Thursday, 26 July 2012
Tuesday, 24 July 2012
Posted by fb at 16:04
Monday, 16 July 2012
Subject: RE: Your item on Bill Barlee
Date: Sun, 15 Jul 2012 20:54:15 -0600
I read with interest your item in last week's Mission Record, "Nuggets from Barlee's gold pan". You cite his coverage in Canada West Magazine of the story of the "Lost Gold Mine at Pitt Lake",
In 1970, three young, budding writers, myself, my brother Rick, and our friend Mary Trainer, read that same Canada West article. We'd heard about the legend of Slumach and his lost mine years before, but reading the item in Canada West magazine blew fresh air onto the coals of a smouldering fire and we set about to research and write a book on the story. We published our book in 1972, a slim 56-page volume that sold, over three editions in nine years, 10,000 copies. With 5000 in sales being a best seller in Canada, we were thrilled.

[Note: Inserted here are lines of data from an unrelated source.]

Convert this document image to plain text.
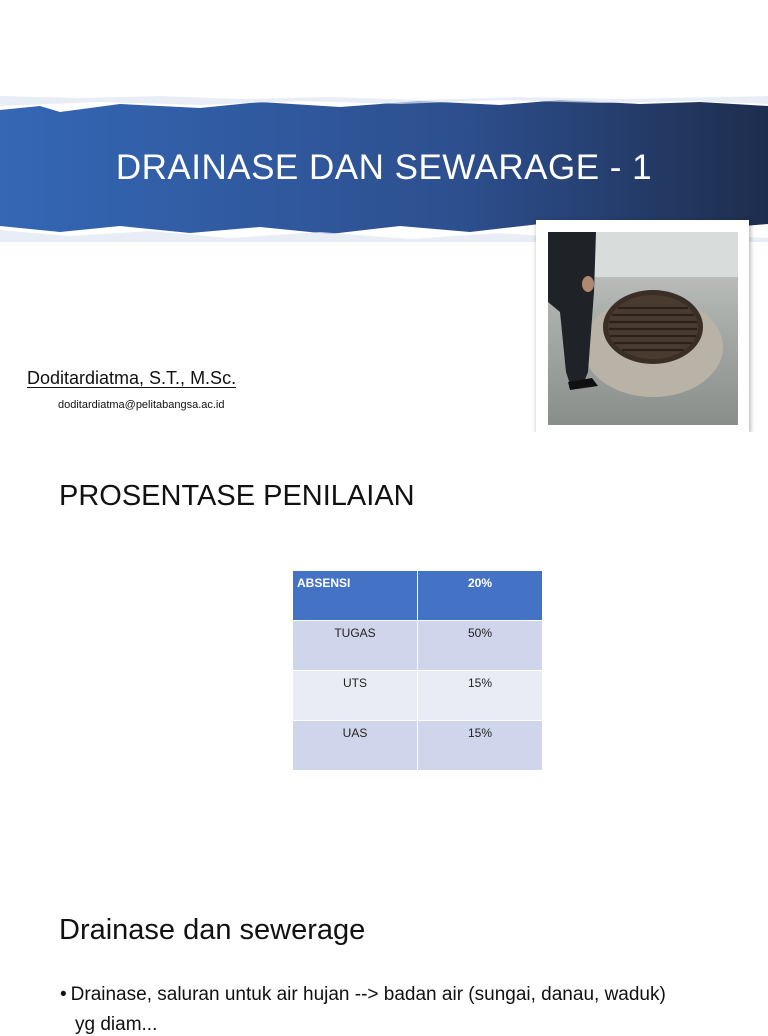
DRAINASE DAN SEWARAGE - 1
Doditardiatma, S.T., M.Sc.
doditardiatma@pelitabangsa.ac.id
PROSENTASE PENILAIAN
ABSENSI	20%
TUGAS	50%
UTS	15%
UAS	15%
Drainase dan sewerage
• Drainase, saluran untuk air hujan --> badan air (sungai, danau, waduk)
yg diam...
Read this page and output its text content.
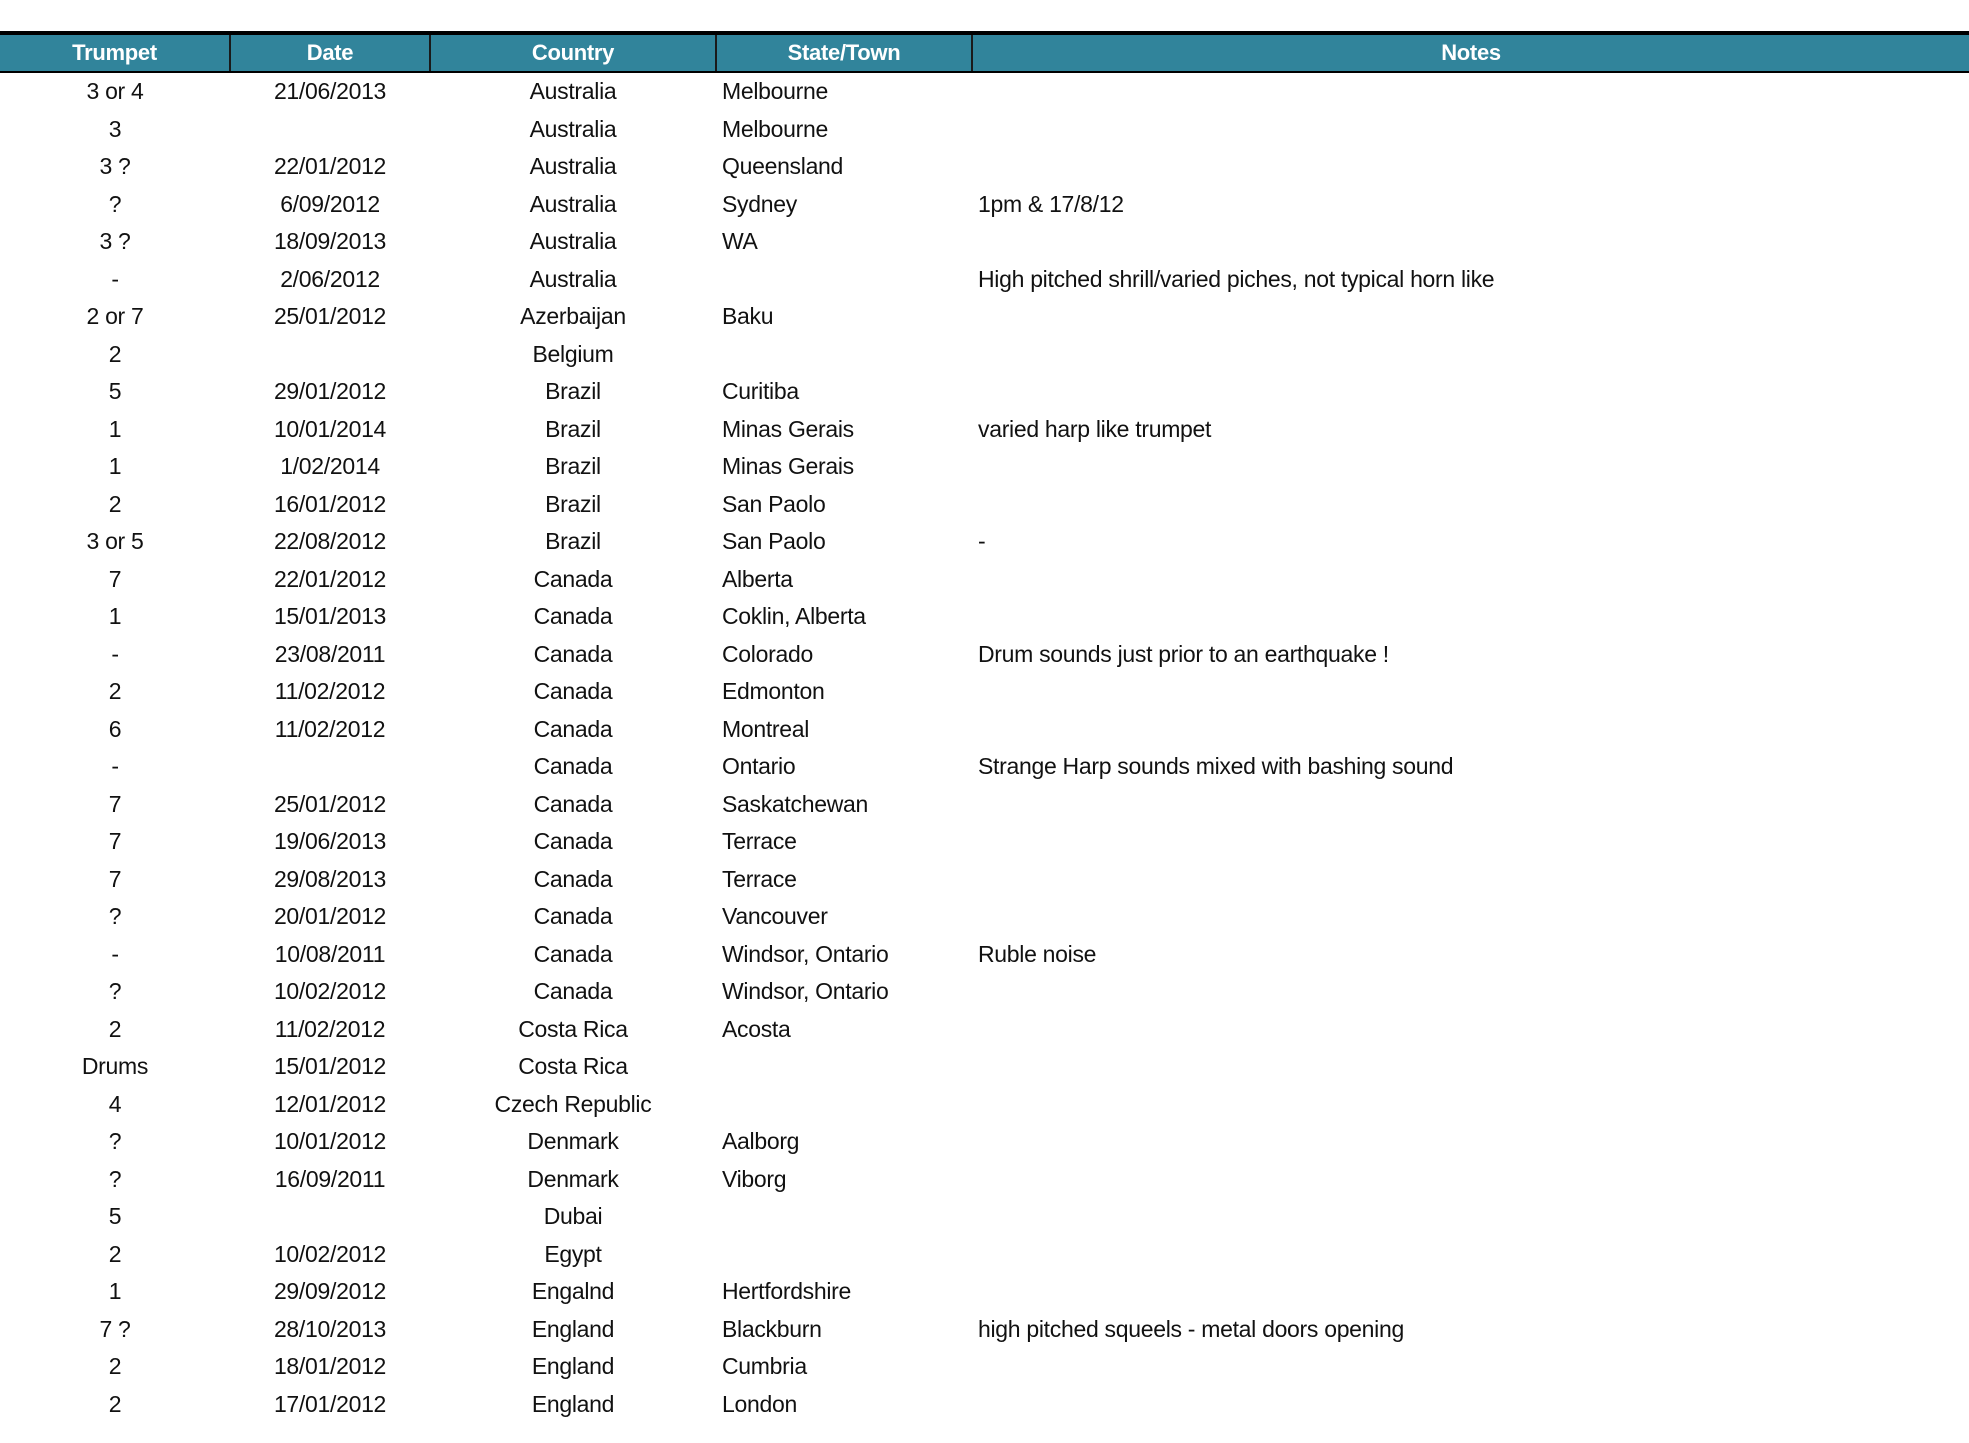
Trumpet	Date	Country	State/Town	Notes
3 or 4	21/06/2013	Australia	Melbourne	
3		Australia	Melbourne	
3 ?	22/01/2012	Australia	Queensland	
?	6/09/2012	Australia	Sydney	1pm & 17/8/12
3 ?	18/09/2013	Australia	WA	
-	2/06/2012	Australia		High pitched shrill/varied piches, not typical horn like
2 or 7	25/01/2012	Azerbaijan	Baku	
2		Belgium		
5	29/01/2012	Brazil	Curitiba	
1	10/01/2014	Brazil	Minas Gerais	varied harp like trumpet
1	1/02/2014	Brazil	Minas Gerais	
2	16/01/2012	Brazil	San Paolo	
3 or 5	22/08/2012	Brazil	San Paolo	-
7	22/01/2012	Canada	Alberta	
1	15/01/2013	Canada	Coklin, Alberta	
-	23/08/2011	Canada	Colorado	Drum sounds just prior to an earthquake !
2	11/02/2012	Canada	Edmonton	
6	11/02/2012	Canada	Montreal	
-		Canada	Ontario	Strange Harp sounds mixed with bashing sound
7	25/01/2012	Canada	Saskatchewan	
7	19/06/2013	Canada	Terrace	
7	29/08/2013	Canada	Terrace	
?	20/01/2012	Canada	Vancouver	
-	10/08/2011	Canada	Windsor, Ontario	Ruble noise
?	10/02/2012	Canada	Windsor, Ontario	
2	11/02/2012	Costa Rica	Acosta	
Drums	15/01/2012	Costa Rica		
4	12/01/2012	Czech Republic		
?	10/01/2012	Denmark	Aalborg	
?	16/09/2011	Denmark	Viborg	
5		Dubai		
2	10/02/2012	Egypt		
1	29/09/2012	Engalnd	Hertfordshire	
7 ?	28/10/2013	England	Blackburn	high pitched squeels - metal doors opening
2	18/01/2012	England	Cumbria	
2	17/01/2012	England	London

Time moved on, careers changed, and in the middle years of the last decade, the current rights holder for that book encouraged us to produce an updated version. We took on the challenge, and the result was 2007's 35th anniversary edition, a much larger (160 page) tome that took our original treatment and writ it large, with expanded tales of people who have been integral to the legend...and to the search for Slumachs lost mine...over the past century, along with a great deal of updated research.
That 2007 book, Slumach's Gold: In Search of a Legend, now has sold over 9000 copies, pushing once again on the edges of being a double Canadian best seller.
And we dedicated this 2007 edition to the man whose seminal work on British Columbia history had started us on our own journey, Bill Barlee.
Here's a pic of our book. Some copies, from the third printing, are still available in bookstores, and an online version is now on sale, as well.
Historian Fred Braches of Whonnock has two excellent sites on the Slumach legend. One is a frequently updated blog, http://www.slumach.blogspot.ca/, and the other is a very thorough site encompassing the whole fascinating tale,
And all of this...and much more!...exists because Bill Barlee sparked the interest of three young people in this intriguing local legend. He had that effect on people, and left a larger-than-life imprint on our province and its citizens.